Herd boys rape at will: police


By Matṧeliso Phulane

Police at Mantṧonyane in the Thaba-Tseka district are perturbed by a string of criminal activities conducted by herd boys, with sexual offences on young girls and old women topping the list.

In an interview with theReporter this week, the Police Constable ‘Matli Makosholo of Mantṧonyane police station’s department of Child and Gender Protection Unit (CGPU) observed that the herd boys are lured into committing crimes are peer pressure.

Makosholo said the police have noted an increasing rate in criminal activities which are meted out to young girls, old women and children.


He outlined that villages which are hard to reach are the ones which are prone to illegal activities. They are Lesobeng, Ha Khotso and Ha Mokotane.

He said this year alone, eight cases of sexual offences have been recorded.

 “Herd boys tend to commit such offences in groups unaware that the things they do with collectively might land them in jail. They do that all the time even when they are not drunk,” he said.

Section 51(1) of Penal Code 2010 says “a person who, without the consent of another person touches that person in an indecent manner, commits the offence of indecent assault.”

“Currently, I am working on the case of a two-year old toddler who was raped by a 14-year old herd boy. This happened on June 13, and the suspect has even fled,” he showed.

Makosholo said another tormenting challenge in the rural community like Mantṧonyane is that parents and children share the same room and even sleep together.

As a result, he added, if parents engage in sexual activities in the presence of the children, “they end up growing with the curiosity to practice what they have witnessed at night.”

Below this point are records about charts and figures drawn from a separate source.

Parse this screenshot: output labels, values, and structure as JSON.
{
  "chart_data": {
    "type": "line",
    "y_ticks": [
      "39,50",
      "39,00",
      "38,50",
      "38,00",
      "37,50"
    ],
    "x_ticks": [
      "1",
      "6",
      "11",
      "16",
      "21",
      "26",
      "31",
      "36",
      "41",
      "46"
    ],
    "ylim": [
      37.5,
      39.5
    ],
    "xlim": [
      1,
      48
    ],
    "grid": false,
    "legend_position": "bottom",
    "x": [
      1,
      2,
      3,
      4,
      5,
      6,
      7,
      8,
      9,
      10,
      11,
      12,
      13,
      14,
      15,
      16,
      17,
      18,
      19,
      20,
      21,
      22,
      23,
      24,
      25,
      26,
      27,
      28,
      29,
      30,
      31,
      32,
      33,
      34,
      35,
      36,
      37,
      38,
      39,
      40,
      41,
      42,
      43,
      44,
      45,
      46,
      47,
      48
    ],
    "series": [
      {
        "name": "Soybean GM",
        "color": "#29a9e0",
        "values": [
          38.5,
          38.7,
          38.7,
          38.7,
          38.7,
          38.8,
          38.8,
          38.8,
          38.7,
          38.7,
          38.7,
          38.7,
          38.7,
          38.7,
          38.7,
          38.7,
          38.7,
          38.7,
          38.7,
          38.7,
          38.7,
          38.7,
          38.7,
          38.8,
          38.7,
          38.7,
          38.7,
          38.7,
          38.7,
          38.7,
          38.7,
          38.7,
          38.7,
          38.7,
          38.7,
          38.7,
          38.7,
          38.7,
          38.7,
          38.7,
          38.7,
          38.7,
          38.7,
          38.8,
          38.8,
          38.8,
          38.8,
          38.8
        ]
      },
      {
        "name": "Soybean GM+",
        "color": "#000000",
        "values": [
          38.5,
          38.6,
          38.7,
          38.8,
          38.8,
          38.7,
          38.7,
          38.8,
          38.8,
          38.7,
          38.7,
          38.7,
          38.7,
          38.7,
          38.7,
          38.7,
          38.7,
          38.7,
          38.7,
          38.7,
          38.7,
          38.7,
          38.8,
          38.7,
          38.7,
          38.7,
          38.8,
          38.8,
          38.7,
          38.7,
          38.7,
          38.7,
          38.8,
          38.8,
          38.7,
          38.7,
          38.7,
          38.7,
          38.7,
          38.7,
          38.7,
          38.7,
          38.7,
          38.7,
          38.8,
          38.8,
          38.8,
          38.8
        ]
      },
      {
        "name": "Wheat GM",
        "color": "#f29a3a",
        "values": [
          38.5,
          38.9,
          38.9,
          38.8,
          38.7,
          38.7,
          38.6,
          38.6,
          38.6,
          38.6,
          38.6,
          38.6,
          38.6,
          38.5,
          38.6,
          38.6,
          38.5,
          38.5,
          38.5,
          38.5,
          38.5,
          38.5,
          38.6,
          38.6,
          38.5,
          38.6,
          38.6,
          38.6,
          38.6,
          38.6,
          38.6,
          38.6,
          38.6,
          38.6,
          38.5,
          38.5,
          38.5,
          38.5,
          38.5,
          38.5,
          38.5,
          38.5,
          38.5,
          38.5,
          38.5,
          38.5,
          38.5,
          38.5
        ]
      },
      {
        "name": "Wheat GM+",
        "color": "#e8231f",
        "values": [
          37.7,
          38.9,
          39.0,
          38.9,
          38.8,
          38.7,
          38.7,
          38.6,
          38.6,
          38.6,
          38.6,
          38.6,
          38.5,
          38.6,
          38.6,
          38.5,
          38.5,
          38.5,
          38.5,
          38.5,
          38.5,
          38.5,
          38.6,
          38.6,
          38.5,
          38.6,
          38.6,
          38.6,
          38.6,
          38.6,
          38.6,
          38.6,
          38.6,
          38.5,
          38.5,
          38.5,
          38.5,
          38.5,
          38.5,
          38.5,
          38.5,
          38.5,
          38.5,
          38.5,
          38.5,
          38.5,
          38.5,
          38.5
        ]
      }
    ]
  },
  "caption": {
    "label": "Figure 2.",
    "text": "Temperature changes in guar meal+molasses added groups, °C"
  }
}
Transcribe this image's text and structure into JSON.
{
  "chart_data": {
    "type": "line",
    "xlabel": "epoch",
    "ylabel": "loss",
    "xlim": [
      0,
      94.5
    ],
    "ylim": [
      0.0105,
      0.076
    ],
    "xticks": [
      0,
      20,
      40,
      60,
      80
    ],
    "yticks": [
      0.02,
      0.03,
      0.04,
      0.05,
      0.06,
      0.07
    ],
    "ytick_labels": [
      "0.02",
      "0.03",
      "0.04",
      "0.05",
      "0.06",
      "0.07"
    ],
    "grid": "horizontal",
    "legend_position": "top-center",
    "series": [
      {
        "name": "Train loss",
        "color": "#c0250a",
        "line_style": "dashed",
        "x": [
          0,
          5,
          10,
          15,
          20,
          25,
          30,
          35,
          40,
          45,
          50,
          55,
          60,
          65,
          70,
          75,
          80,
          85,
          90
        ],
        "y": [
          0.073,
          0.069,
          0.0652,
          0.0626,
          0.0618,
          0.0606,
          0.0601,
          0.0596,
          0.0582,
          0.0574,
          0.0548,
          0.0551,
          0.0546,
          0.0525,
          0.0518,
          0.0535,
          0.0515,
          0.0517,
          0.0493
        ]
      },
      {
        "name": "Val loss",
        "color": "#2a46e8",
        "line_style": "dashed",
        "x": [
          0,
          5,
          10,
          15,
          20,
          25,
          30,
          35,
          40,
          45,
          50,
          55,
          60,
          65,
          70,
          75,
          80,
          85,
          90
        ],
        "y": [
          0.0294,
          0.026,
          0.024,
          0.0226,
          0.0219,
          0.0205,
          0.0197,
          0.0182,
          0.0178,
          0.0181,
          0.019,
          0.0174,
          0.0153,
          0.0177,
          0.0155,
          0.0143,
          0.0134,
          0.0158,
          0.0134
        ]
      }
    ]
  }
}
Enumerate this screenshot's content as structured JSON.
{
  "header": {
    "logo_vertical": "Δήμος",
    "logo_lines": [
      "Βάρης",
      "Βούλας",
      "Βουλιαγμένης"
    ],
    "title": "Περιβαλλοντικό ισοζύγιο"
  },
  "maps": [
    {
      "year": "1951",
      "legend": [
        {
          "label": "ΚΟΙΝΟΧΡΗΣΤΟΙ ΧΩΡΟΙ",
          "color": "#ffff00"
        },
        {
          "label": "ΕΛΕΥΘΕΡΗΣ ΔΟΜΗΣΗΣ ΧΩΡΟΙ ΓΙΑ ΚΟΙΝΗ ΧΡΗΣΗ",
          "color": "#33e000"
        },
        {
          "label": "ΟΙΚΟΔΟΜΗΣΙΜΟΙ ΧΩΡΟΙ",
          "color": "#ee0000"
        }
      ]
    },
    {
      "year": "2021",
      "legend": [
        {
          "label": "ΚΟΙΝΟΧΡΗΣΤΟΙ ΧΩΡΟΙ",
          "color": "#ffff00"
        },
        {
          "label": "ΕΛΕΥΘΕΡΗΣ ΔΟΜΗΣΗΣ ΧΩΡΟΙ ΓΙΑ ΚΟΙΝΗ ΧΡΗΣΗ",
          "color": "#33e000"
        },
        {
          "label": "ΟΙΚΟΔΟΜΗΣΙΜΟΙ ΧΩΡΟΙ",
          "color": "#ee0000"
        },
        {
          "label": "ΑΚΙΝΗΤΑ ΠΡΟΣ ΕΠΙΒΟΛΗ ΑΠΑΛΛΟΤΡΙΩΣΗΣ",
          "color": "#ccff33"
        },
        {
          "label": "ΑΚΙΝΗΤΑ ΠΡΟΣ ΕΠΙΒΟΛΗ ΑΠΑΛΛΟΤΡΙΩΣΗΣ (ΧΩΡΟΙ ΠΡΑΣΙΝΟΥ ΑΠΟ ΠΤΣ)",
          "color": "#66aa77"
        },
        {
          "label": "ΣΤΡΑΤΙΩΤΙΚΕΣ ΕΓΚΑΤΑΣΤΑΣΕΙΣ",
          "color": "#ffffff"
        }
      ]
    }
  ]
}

He observed: “The reason why we always have endless rape cases and physical assault is that, children will want to copy whatever they hear or see their parents doing with others. Therefore, the culture practised in rural communities and family issues such wife beating also contribute to the situation. Parents should learn not to resolve their difference through violence, especially in front of the kids.”

He stated that adults and parents are the ones who fail to report criminal offences to the police officers “because they want to cash in from such crimes.” As a result, they will condone their 14-year daughter getting married because they want to get the lobola, he noted.

He added that in other circumstances, being raised by a single parent might lead to children misbehaving and wanting to control themselves. Due to services accessed far away from home, herd boys take advantage and sexually attack women by raping them on their way home from receiving social grants.

Makosholo said they aim to battle crime in that area through holding campaigns and holding public gathering with the help of the chiefs.

“We normally start our campaigns at primary school level with the aim to spread information about how to stop crime since the children are still at an early age where they can understand what is right and what is wrong. For example, we teach that that if they practise unprotected sex, they will fall pregnant. In that case we have noticed the rate of crime declining.”

He said the CGPU police were going to work hard to end such criminal offences, working hand in hand with the ministry of social development and local NGO Help Lesotho. They encourage the children to join youth clubs where they will keep their minds busy by advising one another as well as revealing their talents such as acting.

In conclusion, he urged the courts of law to complete criminal cases in time before they get stale. Apart from that, the government should also implement strict laws such as denying criminals bail. Again, he said lack of resources such as transport contributes to the delay of working out cases in time.

On behalf of the chief of Mantṧonyane Ha Toka, Mojela Pshatlella told this publication that in his village the only crime which herd boys commit was violence emanating from love triangles. He said they also fight a lot when under the influence of. Again, he said theft and robbery were also on the rise. As for child marriages, he said their occurrence is not so high.

 “The use of drugs such as alcohol and dagga when they are back home from the cattle posts plays a huge part in influencing them to commit crimes. They buy alcohol with the money they are be paid as wages.

“However, we work hand in hand with the police officers, especially during the festive season when we know there will be more incidents of crime. We ensure that owners of taverns close as early as possible. Apart from that, we hold public gatherings more often with organisations such as Help Lesotho and social development.

In an interview with theReporter, Khothatso Lekhoaba, one of the herd boys who attended the Sexual Reproductive Health Rights outreach which was held by Help Lesotho in Mantṧonyane Ha Toka last week, admitted that herd boys do get involved in criminal acts.

 “We find it easy to lure the girls with money and alcohol in order for them to agree to our proposal, but such things bring negative consequences. By having unprotected sex under the influence of alcohol we end up impregnating them, and their parents force us to marry them or commit unsafe abortions,” he said.

It was observed that majority of herd boys avoid taking the responsibility of caring for their unplanned babies by fleeing to the cattle posts.

Khothatso concluded: “Again, through unprotected sex we end up contacting sexually transmitted diseases such as HIV/AIDS.”